Prior to its 1997 amendment, OCGA § 9-11-9.1(a) required an expert affidavit to be filed with the complaint “[i]n any action for damages alleging professional malpractice.”   Under that version of the statute, it was clear that the affidavit requirement applied in actions for damages against entities such as governmental agencies based upon the professional negligence of their agents or employees regardless of whether the agents or employees were party defendants.   See Drawdy v. Dept. of Transp., 228 Ga.App. 338, 339, 491 S.E.2d 521 (1997) and cits.   The question in this case is whether the affidavit requirement continues to apply in such settings.

Immediately following the initial phrase “[i]n any action for damages alleging professional malpractice,” the 1997 amendment to OCGA § 9-11-9.1(a) adds the following language:

against a professional licensed by the State of Georgia and listed in subsection (f) of this Code section or against any licensed health care facility alleged to be liable based upon the action or inaction of a health care professional licensed by the State of Georgia and listed in subsection (f) of this Code section.

Did the 1997 legislature intend the statute to apply in an action for damages against an employer of a subsection (f) professional based on allegations of malpractice by the professional?

Although the statutory language is somewhat ambiguous on this point, the above question is resolved by examining the unquestioned purposes of the amendment.   Clearly, the amendment was intended to change prior law by listing the professional occupations to which the affidavit requirement applies in the new subsection (f), Mug A Bug Pest Control v.

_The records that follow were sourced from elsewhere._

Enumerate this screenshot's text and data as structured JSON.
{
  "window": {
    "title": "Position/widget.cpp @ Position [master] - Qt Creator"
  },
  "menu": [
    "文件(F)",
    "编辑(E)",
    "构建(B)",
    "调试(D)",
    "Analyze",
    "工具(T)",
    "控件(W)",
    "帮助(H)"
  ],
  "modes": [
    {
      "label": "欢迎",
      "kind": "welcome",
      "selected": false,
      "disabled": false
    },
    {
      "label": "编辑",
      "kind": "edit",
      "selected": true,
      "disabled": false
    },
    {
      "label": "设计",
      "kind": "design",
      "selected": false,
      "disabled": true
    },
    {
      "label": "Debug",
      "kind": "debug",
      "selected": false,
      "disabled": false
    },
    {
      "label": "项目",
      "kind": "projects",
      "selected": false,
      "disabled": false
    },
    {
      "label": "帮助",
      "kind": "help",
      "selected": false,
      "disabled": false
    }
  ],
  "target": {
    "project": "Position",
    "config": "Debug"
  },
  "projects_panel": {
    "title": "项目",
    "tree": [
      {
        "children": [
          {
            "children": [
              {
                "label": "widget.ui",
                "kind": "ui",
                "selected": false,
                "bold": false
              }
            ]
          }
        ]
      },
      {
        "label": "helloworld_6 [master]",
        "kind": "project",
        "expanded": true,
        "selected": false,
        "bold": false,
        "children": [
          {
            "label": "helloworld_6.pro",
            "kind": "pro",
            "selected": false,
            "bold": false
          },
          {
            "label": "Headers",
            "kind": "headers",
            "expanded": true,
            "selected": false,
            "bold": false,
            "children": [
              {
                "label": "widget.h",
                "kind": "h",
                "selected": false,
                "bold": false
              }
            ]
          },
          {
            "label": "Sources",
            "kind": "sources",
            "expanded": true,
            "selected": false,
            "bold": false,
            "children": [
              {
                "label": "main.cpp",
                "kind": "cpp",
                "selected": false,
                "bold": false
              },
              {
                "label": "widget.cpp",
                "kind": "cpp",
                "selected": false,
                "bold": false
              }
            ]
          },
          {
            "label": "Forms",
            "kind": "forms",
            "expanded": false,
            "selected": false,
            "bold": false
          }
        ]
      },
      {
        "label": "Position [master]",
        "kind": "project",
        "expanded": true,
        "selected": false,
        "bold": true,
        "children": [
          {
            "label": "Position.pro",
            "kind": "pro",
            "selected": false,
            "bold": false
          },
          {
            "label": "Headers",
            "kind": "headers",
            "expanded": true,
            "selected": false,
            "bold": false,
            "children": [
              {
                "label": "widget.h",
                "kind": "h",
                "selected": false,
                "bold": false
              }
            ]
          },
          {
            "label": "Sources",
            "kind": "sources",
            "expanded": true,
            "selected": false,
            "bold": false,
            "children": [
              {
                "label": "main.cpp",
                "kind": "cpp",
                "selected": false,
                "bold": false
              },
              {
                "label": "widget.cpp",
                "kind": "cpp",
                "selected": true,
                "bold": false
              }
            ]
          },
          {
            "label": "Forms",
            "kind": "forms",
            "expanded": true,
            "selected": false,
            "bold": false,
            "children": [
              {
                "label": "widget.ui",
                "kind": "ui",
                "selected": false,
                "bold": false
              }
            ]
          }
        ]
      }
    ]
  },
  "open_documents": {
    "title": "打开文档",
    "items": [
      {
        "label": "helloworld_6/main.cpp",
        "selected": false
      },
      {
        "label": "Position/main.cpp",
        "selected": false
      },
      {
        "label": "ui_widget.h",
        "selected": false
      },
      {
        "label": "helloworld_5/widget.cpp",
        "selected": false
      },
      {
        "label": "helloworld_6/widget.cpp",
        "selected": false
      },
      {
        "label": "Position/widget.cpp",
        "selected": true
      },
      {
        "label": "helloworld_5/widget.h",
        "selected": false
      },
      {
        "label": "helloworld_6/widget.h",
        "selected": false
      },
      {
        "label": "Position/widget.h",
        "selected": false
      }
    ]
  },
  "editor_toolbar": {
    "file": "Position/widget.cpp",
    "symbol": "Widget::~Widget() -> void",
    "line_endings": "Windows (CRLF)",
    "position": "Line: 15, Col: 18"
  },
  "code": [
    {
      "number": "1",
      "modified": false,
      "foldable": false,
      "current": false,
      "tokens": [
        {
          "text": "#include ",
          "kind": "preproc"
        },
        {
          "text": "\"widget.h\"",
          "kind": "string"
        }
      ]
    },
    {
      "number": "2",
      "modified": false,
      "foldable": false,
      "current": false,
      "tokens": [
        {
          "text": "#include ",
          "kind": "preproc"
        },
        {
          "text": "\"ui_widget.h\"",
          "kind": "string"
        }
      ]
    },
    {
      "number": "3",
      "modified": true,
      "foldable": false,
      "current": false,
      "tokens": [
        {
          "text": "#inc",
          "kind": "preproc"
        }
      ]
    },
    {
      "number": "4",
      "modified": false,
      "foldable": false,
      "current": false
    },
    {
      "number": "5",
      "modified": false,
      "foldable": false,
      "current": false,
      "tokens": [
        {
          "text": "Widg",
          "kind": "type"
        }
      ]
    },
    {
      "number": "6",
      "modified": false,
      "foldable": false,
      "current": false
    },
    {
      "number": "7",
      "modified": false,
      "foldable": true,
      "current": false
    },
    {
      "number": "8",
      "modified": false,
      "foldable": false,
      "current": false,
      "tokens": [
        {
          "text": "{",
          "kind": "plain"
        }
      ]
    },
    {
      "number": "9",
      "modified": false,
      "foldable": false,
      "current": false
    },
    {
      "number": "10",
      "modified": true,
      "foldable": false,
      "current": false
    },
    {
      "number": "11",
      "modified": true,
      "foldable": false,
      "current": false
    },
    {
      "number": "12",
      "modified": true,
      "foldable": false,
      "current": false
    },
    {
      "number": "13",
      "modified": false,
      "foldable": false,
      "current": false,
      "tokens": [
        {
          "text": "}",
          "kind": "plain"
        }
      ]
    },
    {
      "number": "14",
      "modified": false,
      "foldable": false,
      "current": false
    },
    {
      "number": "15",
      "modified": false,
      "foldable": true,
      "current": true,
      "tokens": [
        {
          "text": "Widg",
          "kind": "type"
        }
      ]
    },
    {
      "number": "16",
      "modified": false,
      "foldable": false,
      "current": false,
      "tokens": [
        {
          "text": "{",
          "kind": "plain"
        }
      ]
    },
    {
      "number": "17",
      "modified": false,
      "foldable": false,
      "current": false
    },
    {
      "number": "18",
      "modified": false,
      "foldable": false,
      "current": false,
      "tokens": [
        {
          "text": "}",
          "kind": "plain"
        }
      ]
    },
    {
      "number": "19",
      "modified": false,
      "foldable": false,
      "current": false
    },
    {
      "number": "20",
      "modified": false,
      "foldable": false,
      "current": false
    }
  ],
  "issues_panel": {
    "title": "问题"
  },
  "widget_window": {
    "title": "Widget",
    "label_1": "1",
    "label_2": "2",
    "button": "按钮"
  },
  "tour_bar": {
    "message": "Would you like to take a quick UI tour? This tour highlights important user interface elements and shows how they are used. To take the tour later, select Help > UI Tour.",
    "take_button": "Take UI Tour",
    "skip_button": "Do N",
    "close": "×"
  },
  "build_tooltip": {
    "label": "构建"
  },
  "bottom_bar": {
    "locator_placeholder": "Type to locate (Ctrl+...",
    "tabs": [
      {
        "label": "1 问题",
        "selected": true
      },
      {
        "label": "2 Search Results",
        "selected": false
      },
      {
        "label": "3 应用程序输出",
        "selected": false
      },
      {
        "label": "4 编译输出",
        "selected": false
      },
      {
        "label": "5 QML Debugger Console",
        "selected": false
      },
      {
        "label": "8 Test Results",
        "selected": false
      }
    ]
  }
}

Vester, 270 Ga. 407, 408(1), 509 S.E.2d 925 (1999), something the unamended statute failed to do.   See Gillis v. Goodgame, 262 Ga. 117, 414 S.E.2d 197 (1992).   And the legislative history of the statute shows that reference to licensed health care facilities was included in subsection (a), not to change existing law, but rather to ensure that the statute continues to apply where damages are sought against a licensed health care facility based on allegations of malpractice by a professional employed by the facility.   14 Ga. St. Univ.L.Rev. 4, 6 (1997).   Therefore, it does not appear that the legislature intended to restrict application of the statute to actions in which damages are sought against a licensed health care facility or subsection (f) professional.   This conclusion is bolstered by the caption to the 1997 Act, which indicates that it continues to apply “in any action for damages alleging professional malpractice.”   Ga. L.1997, p. 916.

For these reasons, I agree that the superior court did not err in dismissing those claims that involve allegations of professional negligence by subsection (f) professionals employed by the DOT.

FOOTNOTES

1.   Specifically, the claims stated in the complaint at Paragraph 9(a), (b), (c), (d), (f), (g), (h), (i), (j), (k), (l ), (m), (n), (o), (p), (s), (v), (x), (y), (z), (aa), (bb), and (cc) all involve the application of professional engineering standards and expertise, and these were dismissed.

McMURRAY, Presiding Judge.

JOHNSON, C.J., concurs. PHIPPS, J., concurs specially.